AEP's 765-kv line is part of a joint program that involves an interconnection with Virginia Power. Pasternack says that AEP studied the combined benefits in its 765-kV line effort, finding that "with the final approved route ... the transfer capability increases on the order of about 2,000 megawatts."
And what of the elusive TLR metric? The likelihood certainly is that TLR numbers will improve generally, but again, much depends on X-factors such as the weather. "In terms of TLRs," Pasternack adds, "it's really impossible [to speculate] what will happen.

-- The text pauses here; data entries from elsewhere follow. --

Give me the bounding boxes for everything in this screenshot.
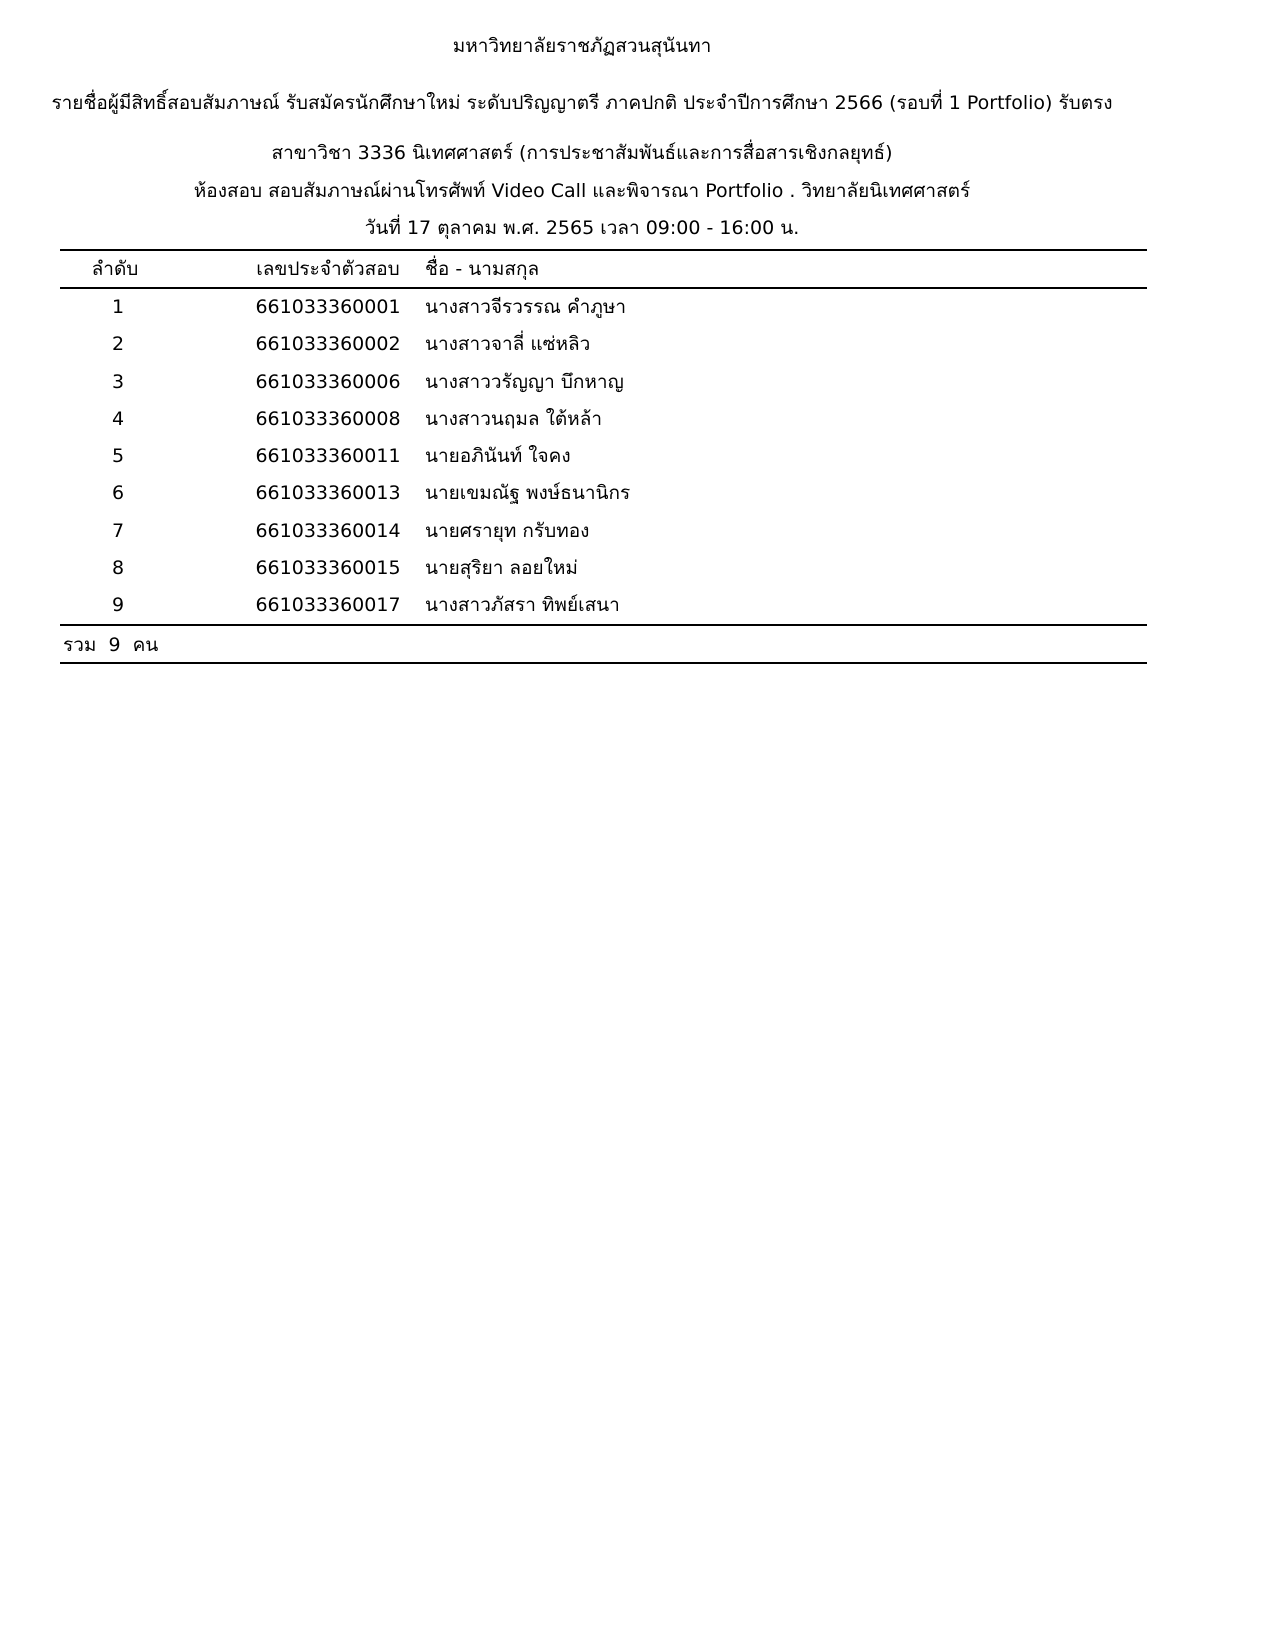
row-exam-id: 661033360011 xyxy=(210,438,446,475)
row-full-name: นางสาวจาลี่ แซ่หลิว xyxy=(425,326,590,363)
table-header-row: ลำดับ เลขประจำตัวสอบ ชื่อ - นามสกุล xyxy=(60,251,1147,288)
row-exam-id: 661033360008 xyxy=(210,401,446,438)
total-count: 9 xyxy=(108,634,120,656)
row-full-name: นายศรายุท กรับทอง xyxy=(425,513,589,550)
column-header-full-name: ชื่อ - นามสกุล xyxy=(425,251,539,288)
table-row: 8661033360015นายสุริยา ลอยใหม่ xyxy=(60,550,1147,587)
table-row: 5661033360011นายอภินันท์ ใจคง xyxy=(60,438,1147,475)
exam-room: ห้องสอบ สอบสัมภาษณ์ผ่านโทรศัพท์ Video Ca… xyxy=(0,178,1164,204)
table-row: 9661033360017นางสาวภัสรา ทิพย์เสนา xyxy=(60,587,1147,624)
row-order: 3 xyxy=(60,364,176,401)
row-exam-id: 661033360014 xyxy=(210,513,446,550)
row-full-name: นายอภินันท์ ใจคง xyxy=(425,438,571,475)
candidate-table: ลำดับ เลขประจำตัวสอบ ชื่อ - นามสกุล 1661… xyxy=(60,251,1147,288)
row-order: 9 xyxy=(60,587,176,624)
row-order: 6 xyxy=(60,475,176,512)
column-header-order: ลำดับ xyxy=(60,251,170,288)
table-row: 7661033360014นายศรายุท กรับทอง xyxy=(60,513,1147,550)
table-row: 2661033360002นางสาวจาลี่ แซ่หลิว xyxy=(60,326,1147,363)
total-label: รวม xyxy=(63,634,96,656)
row-full-name: นายเขมณัฐ พงษ์ธนานิกร xyxy=(425,475,630,512)
row-full-name: นางสาวนฤมล ใต้หล้า xyxy=(425,401,602,438)
program-name: สาขาวิชา 3336 นิเทศศาสตร์ (การประชาสัมพั… xyxy=(0,140,1164,166)
table-body: 1661033360001นางสาวจีรวรรณ คำภูษา2661033… xyxy=(60,289,1147,625)
table-row: 4661033360008นางสาวนฤมล ใต้หล้า xyxy=(60,401,1147,438)
row-full-name: นางสาวจีรวรรณ คำภูษา xyxy=(425,289,626,326)
row-exam-id: 661033360017 xyxy=(210,587,446,624)
row-full-name: นางสาวภัสรา ทิพย์เสนา xyxy=(425,587,620,624)
row-exam-id: 661033360013 xyxy=(210,475,446,512)
table-row: 6661033360013นายเขมณัฐ พงษ์ธนานิกร xyxy=(60,475,1147,512)
row-order: 2 xyxy=(60,326,176,363)
document-subtitle: รายชื่อผู้มีสิทธิ์สอบสัมภาษณ์ รับสมัครนั… xyxy=(0,90,1164,116)
row-exam-id: 661033360015 xyxy=(210,550,446,587)
row-full-name: นางสาววรัญญา บึกหาญ xyxy=(425,364,624,401)
total-summary: รวม 9 คน xyxy=(63,627,158,663)
row-order: 8 xyxy=(60,550,176,587)
exam-date-time: วันที่ 17 ตุลาคม พ.ศ. 2565 เวลา 09:00 - … xyxy=(0,215,1164,241)
row-order: 1 xyxy=(60,289,176,326)
column-header-exam-id: เลขประจำตัวสอบ xyxy=(210,251,446,288)
row-order: 5 xyxy=(60,438,176,475)
row-full-name: นายสุริยา ลอยใหม่ xyxy=(425,550,578,587)
table-row: 1661033360001นางสาวจีรวรรณ คำภูษา xyxy=(60,289,1147,326)
total-bottom-rule xyxy=(60,662,1147,664)
table-row: 3661033360006นางสาววรัญญา บึกหาญ xyxy=(60,364,1147,401)
total-unit: คน xyxy=(133,634,159,656)
row-exam-id: 661033360006 xyxy=(210,364,446,401)
row-order: 7 xyxy=(60,513,176,550)
row-exam-id: 661033360002 xyxy=(210,326,446,363)
row-exam-id: 661033360001 xyxy=(210,289,446,326)
row-order: 4 xyxy=(60,401,176,438)
university-title: มหาวิทยาลัยราชภัฏสวนสุนันทา xyxy=(0,33,1164,59)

We would hope that with 2,000 MW of additional capacity, we wouldn't be calling very many TLRs, at least not on the facilities that are limiting the transfers today."
Reforming the Process
Since transmission lines often cross state lines, some favor turning the whole process of certification over to the federal government, most likely the Federal Energy Regulatory Commission.
"It's not going to take all of the problems away," warns NERC's Gallagher "because the folks that are impacted by the facility are still going to have their voice heard and are still going to have to be satisfied and soothed somehow. But, if you have one entity that you have to deal with-and I'm thinking it would probably be a federal entity-then that will certainly streamline the process and cut down some of the delays. You won't have to deal with 15 counties and 72 municipalities and four states. You just deal with the federal government. That will help."
Nevertheless, some utilities may have grown to like-or at least accept-the idea of state oversight. AEP suggests that federal authority might step in only as a backstop, if state-centered processes bog down.
"How do you fix it? ... AEP does not believe that we should go to full federal preemption," says Pasternack. "We believe that the states still have processes that can work, and we should allow those processes to work. But, perhaps there should be some backstop in the sense that if those processes are not working in a timely fashion, then you could go to the federal government and have them step in."
Yet Pasternack does acknowledge problems with projects that affect more than a single state.
"The multi-state part of it certainly has caused us some difficulty because, you know, each state wants to wait to see what the other state is going to do," says AEP's Pasternack. "And then there are issues around the question of, 'Well, gee, the route is impacting my state more than it's impacting the other state. There ought to be a different route that impacts my state less ... .'"
And centralized federal control can mask problems that arise when multiple federal agencies must approve a project. AEP's project, for example, involves the US Forest Service, Park Service, and Army Corps of Engineers.
"One problem we run into," says Pasternack, "is the US Forest Service, which is the lead agency for this particular line. While they were waiting for the states to determine need, they weren't willing to do a lot of work on the environmental side-which is, I guess, understandable [because] when they get into route specific work, it becomes wasted if the state decides on a different route. So you've got that issue."
And given that AEP is working with several federal agencies on the project, it's not surprising that the company sees so many sides to the issue.
"We think there needs to be some streamlining within the federal process itself," adds Pasternack. "We could still have the separate state process with the federal [government] as a backstop, but where you need federal permits, the federal agencies really have to get their act together, too."